The Times reports that lobbying groups have spent “tens of millions of dollars in the last two years to steer the political and legal debate” in the run up to this week’s action. Justice Clarence Thomas referred to the political pressure as "noise," and said that he and the other justices will drown it out as does a basketball player taking a free throw in a loud arena.
As the New Republic’s Jonathan Cohn wrote last week, it’s hard to know if case-of-the-century hype is deserved “without knowing the outcome.” However, in addition to implications related to national politics and the delivery of healthcare, the case could have “far-reaching” legal consequences: “At least in theory, the court could use this case to redefine the boundaries of federal power, in a way that the courts have not done in nearly a century.”

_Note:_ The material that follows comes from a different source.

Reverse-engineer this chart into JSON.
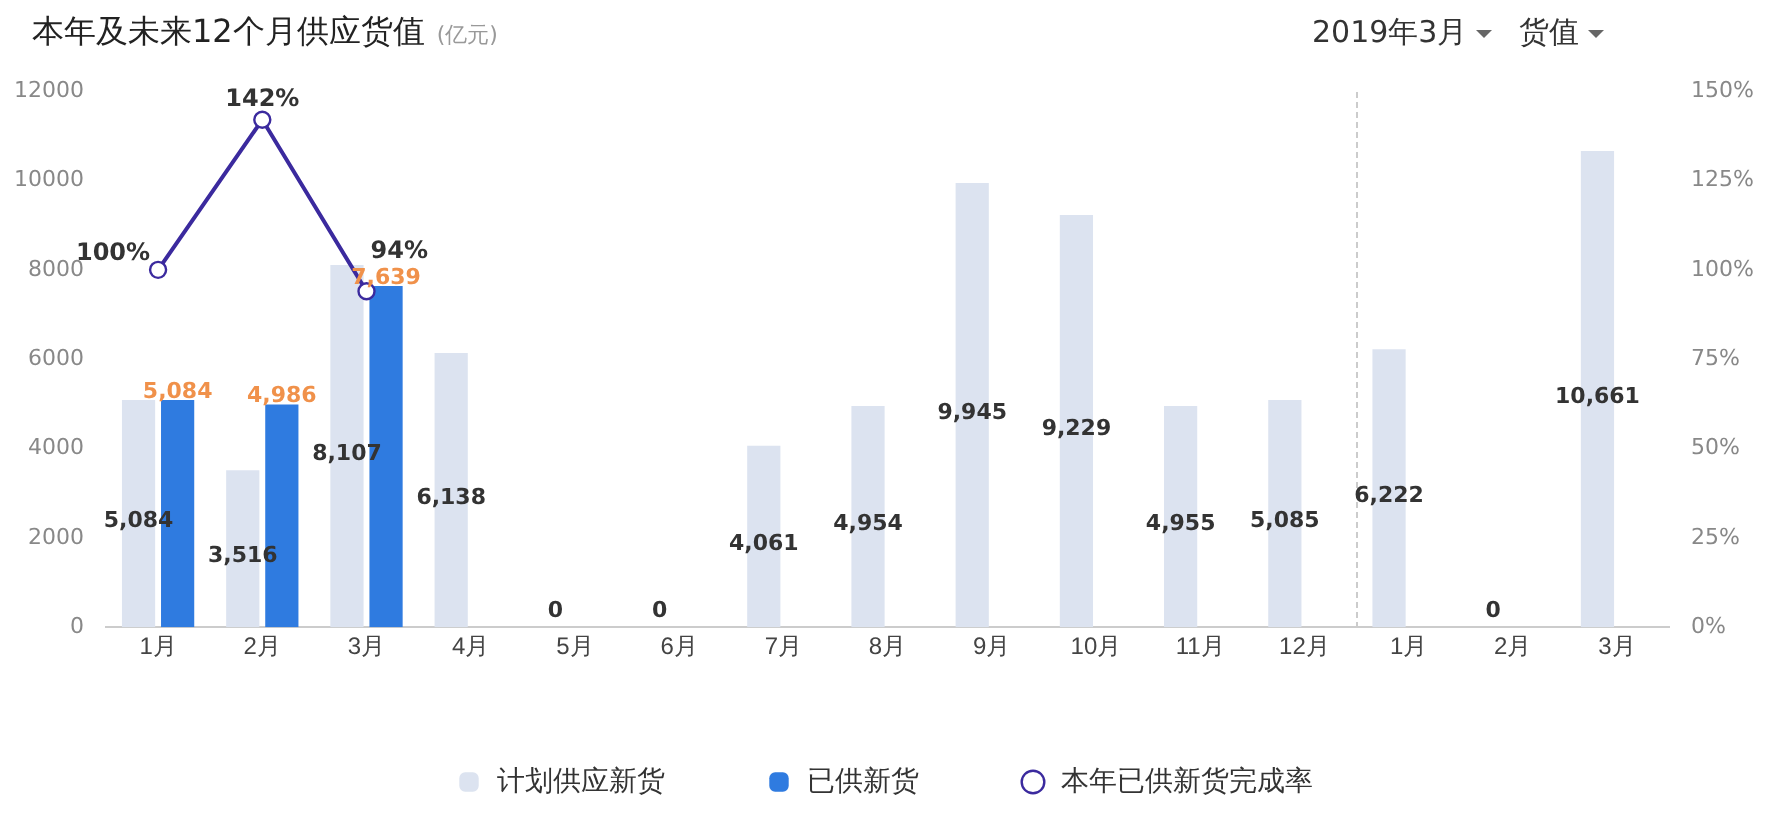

Renowned constitutional law scholar Erwin Chemerinsky, dean of the University of California, Irvine School of Law, expands on this on the ABA Journal’s page. He writes that if the Supreme Court strikes down this law, “it will be the first time since the New Deal that a major federal regulatory statute has been declared unconstitutional.”
Another highly regarded court commentator, author Jeffrey Toobin, writes on the New Yorker's page that constitutional challenges to the idea of an individual mandate, first popularized in the late 1980s, took decades, which was “understandable” given the Commerce Clause powers. Though opponents argue that the new mandate does not regulate economic activity but “economic inactivity—i.e., not buying insurance,” the 6th Circuit “demolished that argument” when upholding the law.
The challenges may suffer a similar fate at the the high court. The ABA Journal has an impressive Special Edition on “health care and the high court,” including a scorecard of key players and a poll of experts on the anticipated outcome of the case. The consensus is that the law will be upheld by a 6-3 vote, with Justices Thomas, Antonin Scalia and Samuel A. Alito as the dissenters.
The National Law Journal also has extensive pre-game coverage.